The complicity of several leading Tories and High Churchmen in the Jacobite rebellions of both 1715 and 1745 cast a cloud over the High Church party under both first two Georges. However, Oxford educated parish priests tend to be Tories and a hefty percentage of them were also High Churchmen. The High Churchmen were down, but not out. The gradual demise of the direct line Stuart dynasty thanks to the homosexuality of Bonnie Prince Charlie left Henry, Cardinal Stuart as the only strong Stuart claimant for the throne from 1788 until his death in 1809. This started throw the weight of legitimatist Toryism behind the Hannoverians bringing both the Tories and the High Churchmen back into favour under George III.

As George III's long reign unfolded so the High Churchmen increasingly dominated the hierarchy of the Church of England. Three successive Archbishops of Canterbury were High Churchmen: John Moore (1783-1805), Charles Manners-Sutton (1805-28), and William Howley (1828-48); whilst York was held by a couple of colourless Tories: William Markham (1777-1807) and Edward Vernon Venables Harcourt (1807-47). The Church of England's hierarchy was gradually becoming "High and Dry" (or as they were even less respectfully known "Two-bottle Orthodox") in character.

However, the High Churchmen began to initiate some moderate reforms.

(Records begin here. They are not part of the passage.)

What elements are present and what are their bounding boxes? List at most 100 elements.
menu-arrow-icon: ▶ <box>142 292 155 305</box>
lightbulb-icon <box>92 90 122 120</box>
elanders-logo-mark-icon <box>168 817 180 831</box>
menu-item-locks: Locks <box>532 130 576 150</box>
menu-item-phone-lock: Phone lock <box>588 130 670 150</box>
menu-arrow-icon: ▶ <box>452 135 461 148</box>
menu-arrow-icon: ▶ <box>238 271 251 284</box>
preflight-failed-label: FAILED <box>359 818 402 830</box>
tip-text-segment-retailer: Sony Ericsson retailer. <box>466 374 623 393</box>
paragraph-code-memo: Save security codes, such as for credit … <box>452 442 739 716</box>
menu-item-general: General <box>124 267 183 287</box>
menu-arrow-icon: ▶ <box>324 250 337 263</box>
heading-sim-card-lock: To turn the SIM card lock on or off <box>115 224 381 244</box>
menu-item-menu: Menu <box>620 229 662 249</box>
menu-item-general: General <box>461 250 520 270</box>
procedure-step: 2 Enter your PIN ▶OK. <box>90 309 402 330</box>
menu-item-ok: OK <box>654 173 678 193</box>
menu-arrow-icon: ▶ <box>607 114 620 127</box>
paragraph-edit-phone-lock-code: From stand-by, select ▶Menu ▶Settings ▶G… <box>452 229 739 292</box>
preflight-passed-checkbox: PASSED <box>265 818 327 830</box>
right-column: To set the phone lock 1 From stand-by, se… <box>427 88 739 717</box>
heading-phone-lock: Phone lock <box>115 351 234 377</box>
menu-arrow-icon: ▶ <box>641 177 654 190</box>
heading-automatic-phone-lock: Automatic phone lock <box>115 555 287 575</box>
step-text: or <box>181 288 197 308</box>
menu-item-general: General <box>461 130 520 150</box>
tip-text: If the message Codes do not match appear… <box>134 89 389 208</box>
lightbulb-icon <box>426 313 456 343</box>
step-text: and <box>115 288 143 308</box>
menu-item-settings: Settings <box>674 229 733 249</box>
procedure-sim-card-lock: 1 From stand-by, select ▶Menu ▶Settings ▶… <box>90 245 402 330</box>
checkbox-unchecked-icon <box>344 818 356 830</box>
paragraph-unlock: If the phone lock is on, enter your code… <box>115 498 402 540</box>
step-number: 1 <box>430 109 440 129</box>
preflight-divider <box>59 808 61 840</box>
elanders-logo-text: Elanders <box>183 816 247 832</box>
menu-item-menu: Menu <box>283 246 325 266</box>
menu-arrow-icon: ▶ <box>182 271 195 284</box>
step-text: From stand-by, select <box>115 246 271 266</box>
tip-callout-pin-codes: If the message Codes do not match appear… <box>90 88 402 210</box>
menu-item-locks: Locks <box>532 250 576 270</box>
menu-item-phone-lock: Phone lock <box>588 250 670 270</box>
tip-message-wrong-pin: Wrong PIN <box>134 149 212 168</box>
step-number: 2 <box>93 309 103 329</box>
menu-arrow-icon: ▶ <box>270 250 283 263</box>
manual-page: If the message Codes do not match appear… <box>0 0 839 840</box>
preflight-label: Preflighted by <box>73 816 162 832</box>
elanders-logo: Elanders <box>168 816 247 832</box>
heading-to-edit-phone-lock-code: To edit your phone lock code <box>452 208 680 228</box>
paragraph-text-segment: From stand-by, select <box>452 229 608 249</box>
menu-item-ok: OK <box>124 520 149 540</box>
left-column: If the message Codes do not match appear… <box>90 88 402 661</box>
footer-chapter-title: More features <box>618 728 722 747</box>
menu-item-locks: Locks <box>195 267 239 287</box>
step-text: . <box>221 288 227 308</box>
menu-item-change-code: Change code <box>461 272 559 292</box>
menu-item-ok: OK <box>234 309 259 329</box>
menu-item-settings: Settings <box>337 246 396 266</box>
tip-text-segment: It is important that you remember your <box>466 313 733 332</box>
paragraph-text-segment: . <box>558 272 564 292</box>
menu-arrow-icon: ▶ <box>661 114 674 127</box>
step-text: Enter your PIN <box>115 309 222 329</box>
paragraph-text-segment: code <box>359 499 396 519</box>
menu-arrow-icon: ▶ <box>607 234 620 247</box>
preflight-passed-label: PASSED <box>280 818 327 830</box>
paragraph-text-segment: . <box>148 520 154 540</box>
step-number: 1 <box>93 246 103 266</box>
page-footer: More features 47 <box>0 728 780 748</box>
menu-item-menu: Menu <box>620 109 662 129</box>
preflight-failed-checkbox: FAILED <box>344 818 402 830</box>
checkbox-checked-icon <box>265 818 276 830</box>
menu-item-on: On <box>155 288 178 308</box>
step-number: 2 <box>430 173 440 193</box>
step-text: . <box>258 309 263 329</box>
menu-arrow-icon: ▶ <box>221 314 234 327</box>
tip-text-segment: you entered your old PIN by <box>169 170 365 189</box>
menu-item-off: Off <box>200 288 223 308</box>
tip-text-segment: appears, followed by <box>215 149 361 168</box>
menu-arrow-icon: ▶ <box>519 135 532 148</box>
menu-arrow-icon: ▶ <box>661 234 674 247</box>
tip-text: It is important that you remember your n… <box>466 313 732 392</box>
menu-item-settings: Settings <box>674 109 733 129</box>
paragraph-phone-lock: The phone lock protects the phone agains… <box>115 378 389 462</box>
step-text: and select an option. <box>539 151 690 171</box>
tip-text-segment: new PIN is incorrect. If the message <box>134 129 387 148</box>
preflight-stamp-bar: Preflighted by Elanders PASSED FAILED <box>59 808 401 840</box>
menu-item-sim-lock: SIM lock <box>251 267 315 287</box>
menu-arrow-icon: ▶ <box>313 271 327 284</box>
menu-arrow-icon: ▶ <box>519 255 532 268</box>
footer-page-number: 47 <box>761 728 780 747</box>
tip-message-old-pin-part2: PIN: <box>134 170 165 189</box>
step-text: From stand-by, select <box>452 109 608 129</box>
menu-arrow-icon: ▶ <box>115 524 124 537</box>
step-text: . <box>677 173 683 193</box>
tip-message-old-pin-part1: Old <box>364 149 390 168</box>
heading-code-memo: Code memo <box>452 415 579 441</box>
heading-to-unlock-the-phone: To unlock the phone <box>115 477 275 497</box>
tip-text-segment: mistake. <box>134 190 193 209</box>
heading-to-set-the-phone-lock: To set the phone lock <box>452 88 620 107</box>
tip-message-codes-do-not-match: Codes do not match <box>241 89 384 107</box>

In the 1810s competitive examinations were introduced at Oxford and Cambridge Universities which improved the academic standard of those entering the ministry. As a thank offering for victory in the Napoleonic wars, the High Church Lord Liverpool persuaded parliament to vote one million pounds for the construction of new churches. There was also an increasing emphasis on clergymen being resident in their parishes and involved in parish life. It was on these stirrings of reform that the great Church revival of the 19th century stemmed.

Part III. America
For the most part the Anglican Establishments in Virginia, Maryland, and South Carolina were fairly colorless theologically. However, from the 1680s there were an increasing number of Anglican chaplaincies in New England where the establishment was Congregationalist. As a result of popular hostility to Anglicanism, the New England Churchmen tended to emphasize what differentiated their Church from that of the Congregationalists. The disestablishment of the Scottish Episcopal Church in 1689 led to some displaced Scots priests coming to the Colonies who had a firm grasp of "Church principles" - the Church as a divine institution, the importance of the sacraments, litugical worship, and of Episcopacy as the Scriptural form of Church government. These ideas were just beginning to be called "High Church" though they had been widespread in the Church of England and the Scottish Episcopal Church since the 1620s. The High Church leanings of New England were strengthened by the Society for the Propagation of the Gospel's support for the Church in New England and New York.